Twenty-six other people also fell and suffered a range of injuries.

An inquest is now examining whether the original balcony was fit for occupancy, whether the balcony in its enlarged state complied with permits and the feasibility of a rating system for balconies

Manningham Council building surveyor Russell Mills said the balcony, constructed in the mid-1980s, didn't comply with original building permits and modifications had since been made.

Floor joists ran the opposite direction to those on the approved plan, a staircase had been constructed at the back of the deck and a verandah over the top.

The area below the deck had also been excavated.

"A number of defects and age-related deficiencies were located including weathering and decaying of structural members," he said.

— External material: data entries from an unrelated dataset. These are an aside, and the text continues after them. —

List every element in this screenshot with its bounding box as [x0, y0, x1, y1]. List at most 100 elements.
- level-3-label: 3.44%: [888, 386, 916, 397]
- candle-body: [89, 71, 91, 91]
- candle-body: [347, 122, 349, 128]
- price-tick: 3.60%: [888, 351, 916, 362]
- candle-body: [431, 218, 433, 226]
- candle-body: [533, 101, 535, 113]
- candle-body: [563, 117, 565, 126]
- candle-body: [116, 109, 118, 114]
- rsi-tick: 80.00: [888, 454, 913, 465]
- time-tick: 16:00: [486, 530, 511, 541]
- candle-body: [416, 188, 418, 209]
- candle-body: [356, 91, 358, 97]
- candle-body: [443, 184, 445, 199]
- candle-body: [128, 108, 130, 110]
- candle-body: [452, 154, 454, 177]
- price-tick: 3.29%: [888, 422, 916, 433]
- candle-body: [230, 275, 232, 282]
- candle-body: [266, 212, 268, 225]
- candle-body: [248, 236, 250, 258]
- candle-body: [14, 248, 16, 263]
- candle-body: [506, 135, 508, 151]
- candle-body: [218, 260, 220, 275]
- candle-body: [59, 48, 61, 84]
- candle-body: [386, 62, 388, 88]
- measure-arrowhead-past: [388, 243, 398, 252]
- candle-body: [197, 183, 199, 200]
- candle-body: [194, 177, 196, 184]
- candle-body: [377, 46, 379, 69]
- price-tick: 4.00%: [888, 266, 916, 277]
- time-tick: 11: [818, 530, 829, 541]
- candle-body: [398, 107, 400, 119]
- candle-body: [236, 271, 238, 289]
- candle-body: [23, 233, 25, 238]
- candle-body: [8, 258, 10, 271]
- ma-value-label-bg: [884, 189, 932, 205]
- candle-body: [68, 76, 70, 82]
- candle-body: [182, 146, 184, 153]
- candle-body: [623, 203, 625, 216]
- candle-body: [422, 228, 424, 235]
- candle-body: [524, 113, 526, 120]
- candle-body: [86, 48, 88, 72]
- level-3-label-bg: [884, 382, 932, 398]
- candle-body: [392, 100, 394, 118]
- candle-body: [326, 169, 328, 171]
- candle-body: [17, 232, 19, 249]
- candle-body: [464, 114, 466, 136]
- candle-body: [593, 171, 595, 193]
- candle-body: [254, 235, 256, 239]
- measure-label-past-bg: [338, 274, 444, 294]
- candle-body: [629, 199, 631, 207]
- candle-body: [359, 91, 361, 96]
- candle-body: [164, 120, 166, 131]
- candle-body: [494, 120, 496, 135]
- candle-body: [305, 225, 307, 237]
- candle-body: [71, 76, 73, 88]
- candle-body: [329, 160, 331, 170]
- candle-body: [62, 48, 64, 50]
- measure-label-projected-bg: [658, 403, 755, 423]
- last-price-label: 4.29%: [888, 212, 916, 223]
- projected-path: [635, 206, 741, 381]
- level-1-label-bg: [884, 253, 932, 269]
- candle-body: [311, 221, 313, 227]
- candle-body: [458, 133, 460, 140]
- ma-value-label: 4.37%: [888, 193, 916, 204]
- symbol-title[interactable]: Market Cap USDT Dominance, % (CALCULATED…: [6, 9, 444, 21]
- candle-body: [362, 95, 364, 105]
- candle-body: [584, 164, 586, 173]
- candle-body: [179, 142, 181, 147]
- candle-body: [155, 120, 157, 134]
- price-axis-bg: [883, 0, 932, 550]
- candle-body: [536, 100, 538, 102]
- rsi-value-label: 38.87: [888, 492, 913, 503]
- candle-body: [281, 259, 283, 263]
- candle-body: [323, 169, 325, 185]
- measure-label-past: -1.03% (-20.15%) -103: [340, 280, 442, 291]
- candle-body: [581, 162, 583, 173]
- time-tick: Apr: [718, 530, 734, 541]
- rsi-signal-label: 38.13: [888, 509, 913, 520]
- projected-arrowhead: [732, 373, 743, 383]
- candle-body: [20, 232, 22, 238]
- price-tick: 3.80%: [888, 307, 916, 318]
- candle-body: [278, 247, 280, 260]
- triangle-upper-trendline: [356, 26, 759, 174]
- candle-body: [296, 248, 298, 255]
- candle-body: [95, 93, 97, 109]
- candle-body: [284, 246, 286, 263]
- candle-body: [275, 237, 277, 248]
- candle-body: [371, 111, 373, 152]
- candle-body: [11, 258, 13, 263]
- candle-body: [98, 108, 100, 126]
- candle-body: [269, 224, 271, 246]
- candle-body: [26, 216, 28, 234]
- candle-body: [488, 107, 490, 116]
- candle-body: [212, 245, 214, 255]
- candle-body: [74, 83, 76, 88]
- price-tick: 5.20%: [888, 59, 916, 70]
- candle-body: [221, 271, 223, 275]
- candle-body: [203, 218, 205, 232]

The party hosts were renting the Doncaster East property.

The owner has since complied with orders to replace the balcony and the inquest heard the owner is getting quotes to demolish the property entirely.

Three other experts are due to give evidence at the inquiry before coroner Paresa Spanos, who saw the balcony the day after the collapse.

The injured are planning to seek compensation and lawyer Lily Boskovski, representing six of the 17 people injured, says the psychological scars cannot be underestimated.

"They've witnessed their coworkers die. I can't even imagine how it might feel to one minute be enjoying a party and then saving yourself from dying," she told AAP last year.